60 from the 60’s Blog Entry

 

60s

 

Blog post by Rose Mulhern  3 March, 2014

 The exhibit “60 from the 60’s” is a collection of sixty works from photographers who were active during the 1960’s in the United States. The collection is on loan to the New York State Museum from the George Eastman House in Rochester, NY. The exhibition features works from ten artists of the era: Gary Winogrand, Harry Callahan, Hollis Frampton, Mary Ellen Mark, Betty Hahn, Benedict J. Fernandez, Robert Heinecken, Roger Mertin, Arnold Mewman and Aaron Siskand, a mixture of artists who were well known at the time and those who were just beginning to be known and recognized.

 The artists’ works focuses on a wide range of subject matter, from documentary style shots, such as Benedict J. Fernandez’s Dissenters: Unites Nations Plaza, New York City, in which the Dissenters are captured mid emotion, their mouths open in silent shouts and screams, to more surreal images like Gary Winograd’s San Marco, Texas; an underwater shot of a bikini clad girl swimming in a clear pool with her piglet doggie paddling behind her.

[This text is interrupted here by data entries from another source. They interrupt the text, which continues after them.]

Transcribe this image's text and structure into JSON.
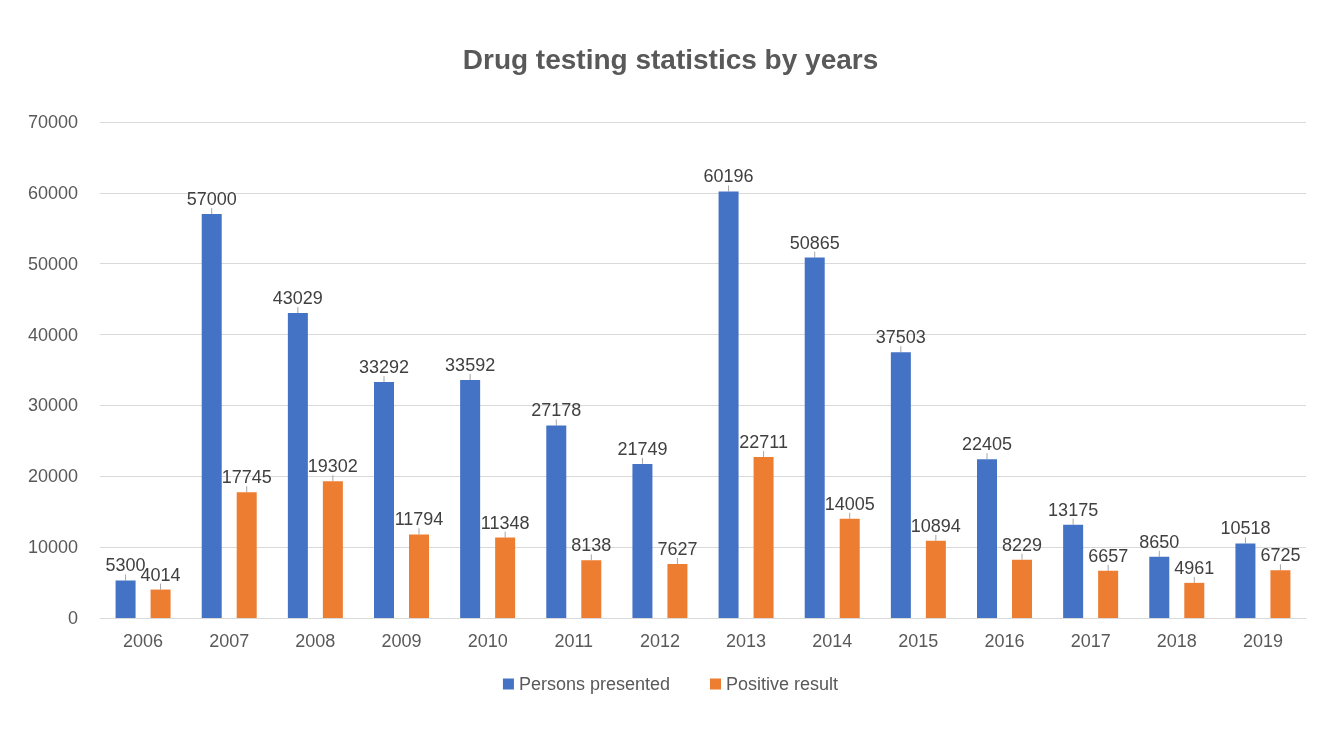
{
  "chart_data": {
    "type": "bar",
    "title": "Drug testing statistics by years",
    "categories": [
      "2006",
      "2007",
      "2008",
      "2009",
      "2010",
      "2011",
      "2012",
      "2013",
      "2014",
      "2015",
      "2016",
      "2017",
      "2018",
      "2019"
    ],
    "series": [
      {
        "name": "Persons presented",
        "color": "#4472c4",
        "values": [
          5300,
          57000,
          43029,
          33292,
          33592,
          27178,
          21749,
          60196,
          50865,
          37503,
          22405,
          13175,
          8650,
          10518
        ]
      },
      {
        "name": "Positive result",
        "color": "#ed7d31",
        "values": [
          4014,
          17745,
          19302,
          11794,
          11348,
          8138,
          7627,
          22711,
          14005,
          10894,
          8229,
          6657,
          4961,
          6725
        ]
      }
    ],
    "ylim": [
      0,
      70000
    ],
    "yticks": [
      0,
      10000,
      20000,
      30000,
      40000,
      50000,
      60000,
      70000
    ],
    "grid": "y",
    "legend": "bottom",
    "data_labels": true
  }
}
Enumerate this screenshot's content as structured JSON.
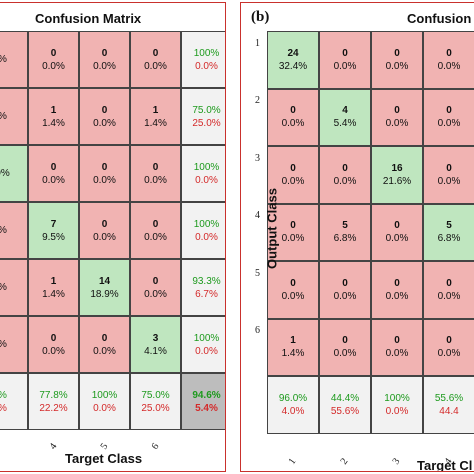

 One of my favorite images in the exhibit are Arnlod Newman’s Stravinsky Studying Scores(upon seeing this I could tell that it was the same photographer whose portrait Pablo Picasso Vallauris, France has long been a source of inspriation for me). Newman’s image of Stravinsky, an ordinary pose, is made striking by the use of monochromatic tiles, repeating and repeating, giving the photograph a fantastical quality. I also was moved and disturbed by Benedict J. Fernandez’s pentagon Demonstration, which shows the opposing side of the Dissenters: young policeman looking determined and scared, a gun muzzle so close to the camera it is out of focus.

The exhibit is a powerful example of all the different forces at work in such a short span of time.